FairStar Resources has cancelled its $260 million joint venture, which would have provided 80 per cent of the required funding for its Steeple Hill iron ore mine in the eastern Goldfields, while at the same time announcing an alternative deal that will pay for the project's rail infrastructure.
The Perth-based exploration company said the joint venture with Alliance Super Holdings, which would have resulted in a 50:50 profit sharing arrangement, was not in the best interests of shareholders long term.
FairStar shares emerged from a trading halt yesterday and gained 85 per cent to finish at 1.3 cents, but fell back 23 per cent today to close trade at 1 cent.
FairStar also announced, however, a $US176 million vendor financing arrangement with Chinese state-owned infrastructure group CSR Ziyang Co, which would cover the cost of rail infrastructure for the Steeple Hill project.
Managing director Kevin Robertson said efforts to secure a comprehensive funding package for Steeple Hill had failed, so the company had decided to split its funding needs across a number of interested parties.
Mr Robertson said this would make it easier to obtain finance in the current tight international debt and equity markets.
The agreement with CSR Ziyang is a significant step forward for the Steeple Hill project, with funds provided in three tranches; the first to pay for three locomotives and 132 wagons, which would be able to transport 1.8 million tonnes of direct shipping ore per year.
FairStar says the trains and associated infrastructure would cost around $US106 million.
Additional locomotives and wagons will also be purchased through CSR Ziyang once Steeple Hill begins production, in order to increase transport capacity to 5mt per year.
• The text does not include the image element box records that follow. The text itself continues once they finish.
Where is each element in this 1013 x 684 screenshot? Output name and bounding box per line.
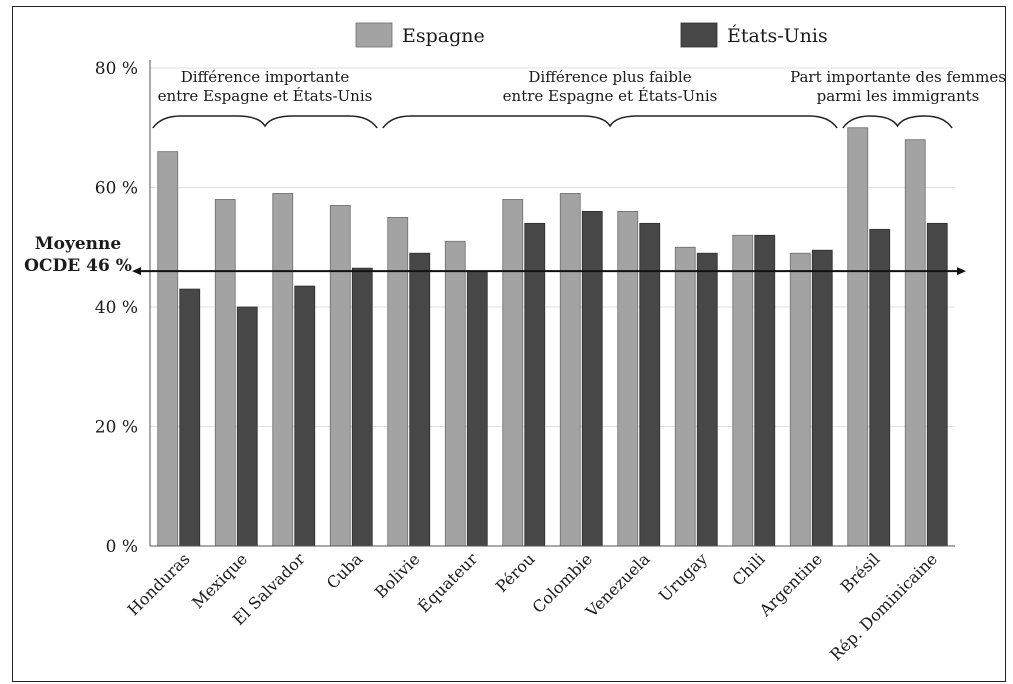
average-label-line2: OCDE 46 % [24, 256, 132, 276]
y-tick-label: 60 % [95, 179, 138, 199]
bar-espagne [674, 246, 696, 547]
bar-espagne [904, 139, 926, 547]
legend-label-etats-unis: États-Unis [727, 24, 828, 47]
group-label-line1: Différence importante [181, 68, 350, 86]
y-tick-label: 80 % [95, 59, 138, 79]
legend-swatch-etats-unis [680, 22, 718, 48]
x-tick-label: Brésil [837, 549, 884, 596]
bar-espagne [329, 205, 351, 547]
legend-label-espagne: Espagne [402, 25, 485, 47]
average-label-line1: Moyenne [35, 234, 122, 254]
y-tick-label: 0 % [106, 537, 138, 557]
bar-espagne [157, 151, 179, 547]
grid-layer [150, 67, 955, 427]
x-tick-label: Équateur [413, 548, 481, 616]
group-label-line1: Différence plus faible [528, 68, 691, 86]
bar-espagne [387, 216, 409, 547]
bar-espagne [502, 199, 524, 547]
group-brace [842, 115, 953, 129]
x-tick-label: Pérou [492, 549, 539, 596]
y-tick-label: 20 % [95, 418, 138, 438]
bar-etats-unis [351, 267, 373, 547]
group-label-line2: entre Espagne et États-Unis [503, 87, 718, 105]
x-tick-label: Urugay [655, 549, 711, 605]
group-label-line2: parmi les immigrants [817, 87, 980, 105]
bar-espagne [272, 193, 294, 547]
bar-etats-unis [754, 234, 776, 547]
bar-espagne [444, 240, 466, 547]
bar-espagne [617, 210, 639, 547]
y-tick-label: 40 % [95, 298, 138, 318]
bar-espagne [847, 127, 869, 547]
bars-layer [157, 127, 948, 547]
bar-etats-unis [294, 285, 316, 547]
bar-etats-unis [179, 288, 201, 547]
bar-etats-unis [236, 306, 258, 547]
x-tick-label: Honduras [124, 549, 194, 619]
x-tick-label: Bolivie [371, 549, 424, 602]
group-label-line2: entre Espagne et États-Unis [158, 87, 373, 105]
bar-espagne [732, 234, 754, 547]
legend-swatch-espagne [355, 22, 393, 48]
legend: Espagne États-Unis [355, 22, 828, 48]
bar-espagne [789, 252, 811, 547]
group-brace [152, 115, 378, 129]
bar-etats-unis [581, 210, 603, 547]
bar-etats-unis [869, 228, 891, 547]
bar-espagne [214, 199, 236, 547]
bar-etats-unis [811, 249, 833, 547]
bar-etats-unis [696, 252, 718, 547]
x-tick-label: Chili [728, 549, 768, 589]
x-tick-label: Cuba [323, 549, 367, 593]
x-tick-label: Rép. Dominicaine [826, 549, 941, 664]
bar-etats-unis [409, 252, 431, 547]
group-label-line1: Part importante des femmes [790, 68, 1006, 86]
average-arrow-left [132, 267, 141, 276]
bar-espagne [559, 193, 581, 547]
bar-etats-unis [466, 270, 488, 547]
group-brace [382, 115, 838, 129]
average-arrow-right [957, 267, 966, 276]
Commercial terms of the agreement include a 15 per cent deposit payable by Fairstar to commence manufacture of the trains, and a five year repayment term with a two year holiday.
FairStar is still seeking funding to pay for processing infrastructure at Steeple Hill and has signed Singapore-based financial and consulting practice Creafin & Associates to assist in that regard.
Mr Robertson said FairStar was also in discussions with a range of potential financiers, while Creafin & Associates managing director Patrick Teo was in negotiations with several European asset managers regarding a potential project finance deal.
Mr Robertson said today that FairStar was very pleased to gain the support of CSR Ziyang.
“This is a historic day for FairStar as we believe we have secured a good financial structure for the company,” he said.
“The agreement with CSR Ziyang fulfils not only our first stage rolling stock requirements but also the additional required rail infrastructure for the project.”